こどもの日だけじゃない。

いつも思う。

すべてのこどもは、人類の宝、未来そのもの。


紛争や戦争に巻き込まれたり、飢餓や貧困、病魔と戦うこども達に、穏やかで愛と安全に満ちた時間が少しでも多く訪れることを、切に願う。


日本の場合は、平和ではあるものの、出生数とこどもの数の減少が、国の存続を揺るがすほど深刻だ。

特定の市町村だけの問題ではない。


子育て世代が仕事と育児の両立の過程で、収入を得にくい条件を強いられることには、各企業の理念と努力だけに頼らず、国や自治体の施策と支援が急務だ。


一方で、世界一の高齢化社会を迎えた中での私達60代以上のシニアは、健常な生活をできるだけ長く保てるよう自らの心身をケアしながら、急速に進化する時代の中で、積極的に学びの機会を持ち、経験値だけに頼らない知恵と視野の広さを養うべきだと、強く思う。


「若い人について行く」などと言っているだけでは、その人数の重さで、若者世代の荷物になるだけだ。


私が住んでいる地区の統合小中学校には、60代以上の再雇用の教師が10人以上いると聞いた。一学年2〜3クラスの、県内2例目の公立小中一貫校だ。


教員の人手不足により、定年直後の先生方は、引っ張りだこ。

限定的かもしれないが、近隣の市では、70代80代で臨時の担任を務めている人もいると聞く。


これらの事象は、ネガティブな事ばかりとは限らない。

ひと昔前は、定年後の公立学校の校長先生と言えば、県の庁舎や出先機関で、悠然と書類に印を押しているような立ち位置だった。

今は、私達の地域でも、多くの元校長先生達が教育現場に戻り、それぞれの専門分野で、体育の手本を子供たちに見せたり、数学や算数、歴史などを目を輝かせてイキイキと教える姿に度々出会う。


役所でハンコを押してる場合じゃなくなったのだ!


近隣の小学校に着任した70代の担任教諭の存在に話題が及ぶと、皆一様に驚くが、注視すべきは年齢ではない。

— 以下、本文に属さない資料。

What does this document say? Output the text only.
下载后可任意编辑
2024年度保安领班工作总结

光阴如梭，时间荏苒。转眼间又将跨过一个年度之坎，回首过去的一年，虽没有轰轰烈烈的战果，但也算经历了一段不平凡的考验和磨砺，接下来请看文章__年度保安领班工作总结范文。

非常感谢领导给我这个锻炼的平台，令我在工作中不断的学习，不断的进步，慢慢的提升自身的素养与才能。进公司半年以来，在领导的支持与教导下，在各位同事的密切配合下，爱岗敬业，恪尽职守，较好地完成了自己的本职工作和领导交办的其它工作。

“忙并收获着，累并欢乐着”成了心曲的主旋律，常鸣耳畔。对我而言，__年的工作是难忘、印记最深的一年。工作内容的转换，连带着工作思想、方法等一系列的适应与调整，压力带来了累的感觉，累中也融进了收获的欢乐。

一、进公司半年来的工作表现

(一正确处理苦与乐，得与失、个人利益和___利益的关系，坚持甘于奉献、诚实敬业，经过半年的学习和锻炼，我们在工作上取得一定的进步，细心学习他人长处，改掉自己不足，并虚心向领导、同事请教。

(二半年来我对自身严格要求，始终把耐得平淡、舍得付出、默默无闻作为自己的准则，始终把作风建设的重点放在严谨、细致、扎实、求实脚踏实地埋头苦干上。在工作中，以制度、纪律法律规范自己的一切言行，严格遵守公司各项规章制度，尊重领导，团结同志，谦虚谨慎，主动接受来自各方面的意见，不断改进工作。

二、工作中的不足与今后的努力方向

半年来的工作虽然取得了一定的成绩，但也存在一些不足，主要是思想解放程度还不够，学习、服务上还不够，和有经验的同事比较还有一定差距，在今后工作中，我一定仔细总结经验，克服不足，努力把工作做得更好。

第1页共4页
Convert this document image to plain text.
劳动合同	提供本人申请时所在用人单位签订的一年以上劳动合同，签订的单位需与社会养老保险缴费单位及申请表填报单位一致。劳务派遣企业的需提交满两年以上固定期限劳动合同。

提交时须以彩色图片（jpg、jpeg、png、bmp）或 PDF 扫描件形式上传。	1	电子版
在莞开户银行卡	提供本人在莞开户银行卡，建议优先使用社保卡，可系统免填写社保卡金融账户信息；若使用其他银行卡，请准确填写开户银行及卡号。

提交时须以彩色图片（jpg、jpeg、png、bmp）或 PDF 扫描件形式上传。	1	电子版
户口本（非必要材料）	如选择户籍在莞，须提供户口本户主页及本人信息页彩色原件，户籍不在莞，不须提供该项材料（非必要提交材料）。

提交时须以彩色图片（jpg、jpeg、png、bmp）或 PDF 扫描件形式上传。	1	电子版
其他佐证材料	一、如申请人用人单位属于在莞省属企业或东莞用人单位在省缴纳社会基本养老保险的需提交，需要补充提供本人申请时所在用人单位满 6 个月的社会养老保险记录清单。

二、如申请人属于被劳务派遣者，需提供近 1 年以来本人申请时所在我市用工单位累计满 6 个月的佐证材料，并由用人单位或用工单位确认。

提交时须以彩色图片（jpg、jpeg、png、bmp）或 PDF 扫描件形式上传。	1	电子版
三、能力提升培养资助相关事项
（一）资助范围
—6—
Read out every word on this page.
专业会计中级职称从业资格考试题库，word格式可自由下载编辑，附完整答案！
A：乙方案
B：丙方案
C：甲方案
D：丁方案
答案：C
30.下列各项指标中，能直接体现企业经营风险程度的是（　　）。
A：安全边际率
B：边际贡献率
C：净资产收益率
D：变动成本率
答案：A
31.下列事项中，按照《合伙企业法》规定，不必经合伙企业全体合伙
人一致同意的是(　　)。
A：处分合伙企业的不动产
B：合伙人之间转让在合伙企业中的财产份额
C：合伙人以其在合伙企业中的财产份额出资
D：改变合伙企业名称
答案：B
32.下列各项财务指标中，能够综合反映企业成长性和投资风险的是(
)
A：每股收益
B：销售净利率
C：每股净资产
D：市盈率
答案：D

個人差が大きくなるシニア世代は、その視野の広さや向上心、予測不能な日常の様々なリスクに、どれほど大らかな心で立ち向かえるか…が焦点になると思う。


私達が育った昭和は、努力と根性が褒められたのはもちろんのこと、年功序列や男尊女卑もあからさまだった。


今のシニア世代は、頭では時代の変化を理解しているものの、言葉の端々に、昭和の封建的な感覚や、すでに役に立たなくなった経験値が顔を出してしまうことがある。


そして、元気で最先端を迷いなく走るシニアも、たくさんいる。

権力を振りかざして既得権益を守る政治家のことではない。


カラダを柔らかく保ち、トレーニングを欠かさず、自由な発想で、他者を喜ばせることに重点を置くシニア達。


そのような大人達は、年齢に関わらず魂が輝き、年下から学ぶことに積極的だ。


人として、ささやかな成功体験の積み上げがあり、それらが無意識に根付いている人達は、年齢に関わらず、他者から学ぶのが得意だ。


一方で、戦い過ぎて、地位の割に自己肯定感が低い大人は、現代の暴君になりやすい。が、周りが上手に扱い過ぎると、「裸の王様」ならぬ「裸の令和の暴君」と化してしまう。


社会のあちこちでパワハラが問題になる根底には、パワハラをそれと認識せずに働いてしまう側の、競争社会で戦い過ぎ傷ついた心の弱さとそのカラクリを感じてしまう。


先日、中学2年生になった孫娘の誕生日に、本人が希望する本を何冊か贈った。リクエストを受けて取り寄せたり本屋に探しに行き、現物を見て驚いた。


結末が複数あったり、物語の順番が自由に変えられたり。発想が縦横無尽に進化しているが、孫というアンテナが無ければ、知らずに過ぎてしまうかもしれないジャンルだ。

そういえば、大人気のヨシタケシンスケ氏の絵本も右から読むのと左から読むのでは、心に問いかけてくる印象がまるで違う。


こどものためだけじゃない。


大人こそ、気持ちと発想を柔らかくするレッスンが、今こそ必要だ。

相手の知覚に響くコミュニケーション術も体系的に整えられていて、身につければ、互いの理解がしやすくなる。


こども達とともに、新しい世の中をワクワクしながら、作っていこう。


↑立派な武将になることを願った訳ではなく、健やかに育つことだけを願った我が家の鎧兜と5月人形。今も絶えない世界の紛争を思うと、武具でこどもの成長を願った名残が残っていることにも複雑な思いだ。